Cement can take up to 8 weeks I believe to fully cure. The cement will be very alkaline or acidic I dont remember what way and either raise or lower your PH and that can cause you problems. I see you tested with test strips but I wouldnt trust them as they can be very inacurate so you should pick up a liquid test kit IMO. I know we use to use cement to make rock work for reef tanks but we would keep the rocks we made in a tub and do 100% WC's every couple days till the PH would stabilize low.


----------



## holly12 (Apr 21, 2011)

Just wondering... how many fish do you have in the 10g? A Cichlid is too big for a 10g and you said _one_ of them was acting weird...

Or, are you moving them all to the 30g when it's fully cycled?

How are you cycling the tank? Just letting it sit and running the filter for 3 weeks isn't cycling the tank. You need an ammonia source. Have you though of Fishless cycling? There's a sticky in the forum on how to do it. It's great, because you don't risk the lives of any fish.

As for the cement, I don't know... I wouldn't use anything that isn't specifically for aquarium use.


----------



## mittos (Oct 4, 2011)




----------



## mittos (Oct 4, 2011)

I slowly acclimated a few tetras and they seem to be doing fine. We'll see if they make it through the night. 

I really hope the cement I used isn't poisonous. I got the idea from a few different DIY Posts on different forums about Polystyrene / Cement Backgrounds. It sure was a pain in the butt to make.


----------



## jrman83 (Jul 9, 2010)

Does the water have a rainbow colored sheen on top of the water? If you suspect the water of having something in it from your work, do a very large water change (>70%), let it run a day and do it again. Does the water have a scent to it?


----------



## majerah1 (Oct 29, 2010)

Whats the ammonia level?I have read up on doing a background as you did(its very pretty BTW)I think I read the cement will lech ammonia levels for a few weeks as well as the PH being extremly high.Many builders would do 100% waterchanges on a daily or every other day,for about two weeks and then do very large ones until the readings were normal.It does take time.

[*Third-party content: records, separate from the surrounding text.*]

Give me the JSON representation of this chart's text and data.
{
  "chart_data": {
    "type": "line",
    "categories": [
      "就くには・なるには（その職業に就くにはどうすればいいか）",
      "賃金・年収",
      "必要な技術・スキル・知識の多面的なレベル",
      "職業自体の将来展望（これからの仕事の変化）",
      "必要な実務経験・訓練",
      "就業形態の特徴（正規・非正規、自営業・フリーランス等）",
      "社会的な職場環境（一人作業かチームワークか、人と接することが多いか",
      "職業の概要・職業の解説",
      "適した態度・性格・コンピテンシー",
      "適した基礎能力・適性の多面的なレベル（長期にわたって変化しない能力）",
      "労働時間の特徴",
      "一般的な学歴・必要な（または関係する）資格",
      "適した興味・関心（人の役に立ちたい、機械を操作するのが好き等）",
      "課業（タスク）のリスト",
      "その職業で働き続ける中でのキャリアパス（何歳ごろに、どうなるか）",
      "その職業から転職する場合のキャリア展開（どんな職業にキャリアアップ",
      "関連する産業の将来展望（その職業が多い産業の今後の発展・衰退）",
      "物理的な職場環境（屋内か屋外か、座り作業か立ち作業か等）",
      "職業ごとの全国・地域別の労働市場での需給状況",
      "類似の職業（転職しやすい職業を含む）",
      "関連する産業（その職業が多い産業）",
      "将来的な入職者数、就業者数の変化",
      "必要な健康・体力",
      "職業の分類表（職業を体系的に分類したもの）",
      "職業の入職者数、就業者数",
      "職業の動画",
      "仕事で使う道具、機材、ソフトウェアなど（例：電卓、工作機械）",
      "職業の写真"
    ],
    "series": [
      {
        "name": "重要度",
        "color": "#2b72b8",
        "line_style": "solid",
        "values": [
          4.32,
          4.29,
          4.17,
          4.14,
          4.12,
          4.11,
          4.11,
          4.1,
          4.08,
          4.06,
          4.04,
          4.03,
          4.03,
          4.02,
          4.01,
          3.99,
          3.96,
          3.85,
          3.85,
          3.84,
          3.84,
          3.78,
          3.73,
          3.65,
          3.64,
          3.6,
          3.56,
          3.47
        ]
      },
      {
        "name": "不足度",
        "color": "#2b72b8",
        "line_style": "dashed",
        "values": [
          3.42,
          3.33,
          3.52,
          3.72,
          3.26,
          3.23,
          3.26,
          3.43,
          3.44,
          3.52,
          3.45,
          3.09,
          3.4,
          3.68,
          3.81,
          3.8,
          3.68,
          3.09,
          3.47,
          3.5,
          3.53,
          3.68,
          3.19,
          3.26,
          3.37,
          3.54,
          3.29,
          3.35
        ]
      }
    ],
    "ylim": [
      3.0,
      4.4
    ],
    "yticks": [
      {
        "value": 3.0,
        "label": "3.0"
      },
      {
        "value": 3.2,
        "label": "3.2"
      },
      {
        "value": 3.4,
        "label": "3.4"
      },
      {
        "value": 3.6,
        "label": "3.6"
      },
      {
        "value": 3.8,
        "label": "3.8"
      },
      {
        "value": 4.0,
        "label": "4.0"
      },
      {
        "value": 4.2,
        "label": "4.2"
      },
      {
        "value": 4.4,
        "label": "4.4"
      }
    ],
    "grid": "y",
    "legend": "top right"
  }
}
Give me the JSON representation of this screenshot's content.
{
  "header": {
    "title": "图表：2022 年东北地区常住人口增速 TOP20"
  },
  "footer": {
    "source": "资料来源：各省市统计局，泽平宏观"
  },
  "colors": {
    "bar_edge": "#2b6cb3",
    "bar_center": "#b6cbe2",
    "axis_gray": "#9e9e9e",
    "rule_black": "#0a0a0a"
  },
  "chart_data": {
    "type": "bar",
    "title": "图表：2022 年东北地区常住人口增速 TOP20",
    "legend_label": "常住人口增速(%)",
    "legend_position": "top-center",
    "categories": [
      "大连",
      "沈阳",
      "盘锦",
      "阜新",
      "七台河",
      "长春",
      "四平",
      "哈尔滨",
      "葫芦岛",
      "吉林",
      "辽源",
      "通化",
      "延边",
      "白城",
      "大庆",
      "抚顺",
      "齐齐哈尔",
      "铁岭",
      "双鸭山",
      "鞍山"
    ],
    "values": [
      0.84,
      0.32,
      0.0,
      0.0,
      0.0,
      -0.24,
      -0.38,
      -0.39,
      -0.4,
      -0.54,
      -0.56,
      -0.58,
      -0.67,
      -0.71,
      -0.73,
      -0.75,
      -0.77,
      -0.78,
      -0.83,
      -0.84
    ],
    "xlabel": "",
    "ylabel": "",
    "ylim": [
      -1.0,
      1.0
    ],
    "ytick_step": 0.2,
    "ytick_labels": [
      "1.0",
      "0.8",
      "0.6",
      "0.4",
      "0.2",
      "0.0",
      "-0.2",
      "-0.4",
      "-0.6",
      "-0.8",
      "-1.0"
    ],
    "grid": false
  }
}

In any case,I do hope it works out well for you and your fish make it.If they do not,then I would do the heavy changes and then do a fishless cycle before adding anyone else to it.


----------



## mittos (Oct 4, 2011)

Hmmm, I'm not sure what the ammonia level is. I just realized the strips I have don't test for ammonia. The tetras made it through the night! I guess the water quality is much better now. 

The water looks and smells fine JRMAN. No oil slick like coat to be found. I did do a 2/3 water change a few days ago. 


About the 10 gallon tank with the cichlids, I got them reeeeally tiny but they are starting to get too big. I also have an African butterfly fish in there. I was hoping to have the 30 gall ready before the fish got too big. 

I want to have 2 groups of 3 gourami in the 30 gall. I did some research and I think they should be find with a butterfly and two small cichlids, what do you guys think?


----------